Durante un tiempo, Chiara vivió con una compañera que le permitió experimentar el cuidado y la atención que tanto deseaba. Es un poco como si esta relación le hubiera jugado una función compensatoria que hoy ha perdido su valor. Chiara dice que lo ama y que lo desea de nuevo, pero el contraste entre sus propias elecciones y el estancamiento de su pareja pronto se manifiesta en un estado de tristeza, ira y preocupación que la pone frente a una elección inevitable. “¿Por qué no puedo dejarlo?” Ella se pregunta. Probablemente hay una doble respuesta: por un lado, hay una deuda de gratitud que la une a esta persona, y por otro lado siente la extrema fragilidad y falta de autonomía de su pareja, psicológicamente más como un niño que como un adulto. Estos dos factores se suman, lo que le impide decidir con serenidad sobre su futuro.

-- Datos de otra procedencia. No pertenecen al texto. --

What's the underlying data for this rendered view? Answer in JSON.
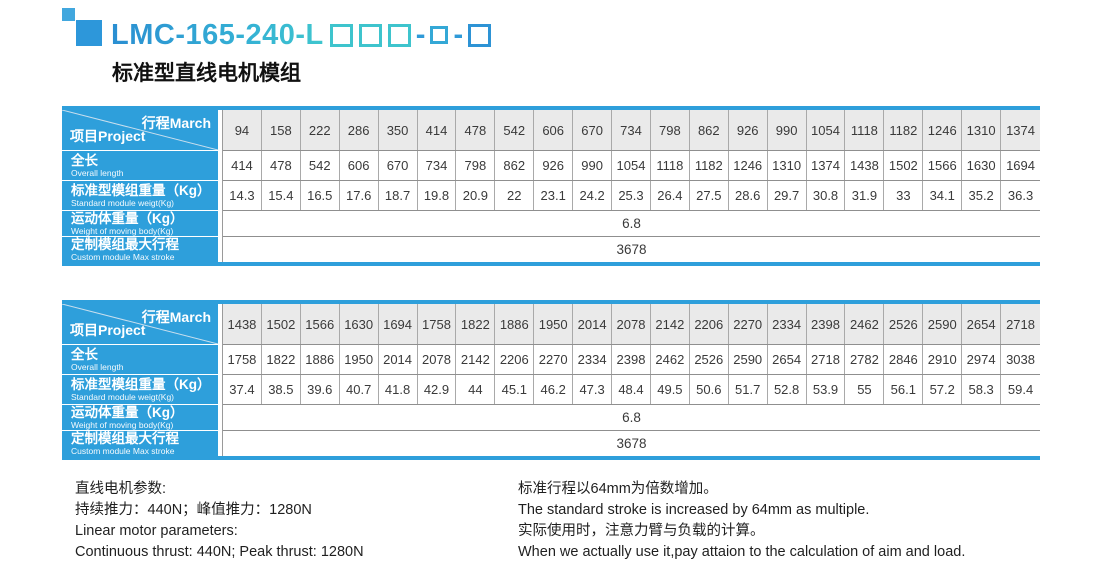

En resumen, el único elemento que la une hoy en día proviene de un pensamiento egoísta y racional: el de salvarlo. La verdad es que no hay manera de ayudar a alguien a convertirse en adulto a menos que él mismo lo desee.

Puedes encontrar lo que buscas fuera en ti mismo

Luego hay otra pregunta de la que Chiara habla y que le resulta difícil de explicar: en los últimos meses, a pesar de haber conocido a otros hombres, maduros y realizados, nunca ha sido capaz de dejarse llevar por la intimidad. Frente a este problema, uno se pregunta por qué Chiara siente la necesidad de buscar siempre parejas adultas y realizadas. Incluso su relación actual parece haber surgido de una fascinación debido a la edad de su pareja. Considerando que Chiara no parece carecer de la madurez que le corresponde a una niña de su edad, hay que entender qué es lo que le impide reconocer dentro de sí misma -y eso la empuja a buscar fuera- las cualidades que en cambio posee. Una vez que haya comprendido este aspecto, Chiara podrá liberarse de la necesidad que le sigue y encontrar la fuerza para dejar a su pareja y caminar rápidamente hacia su propio futuro.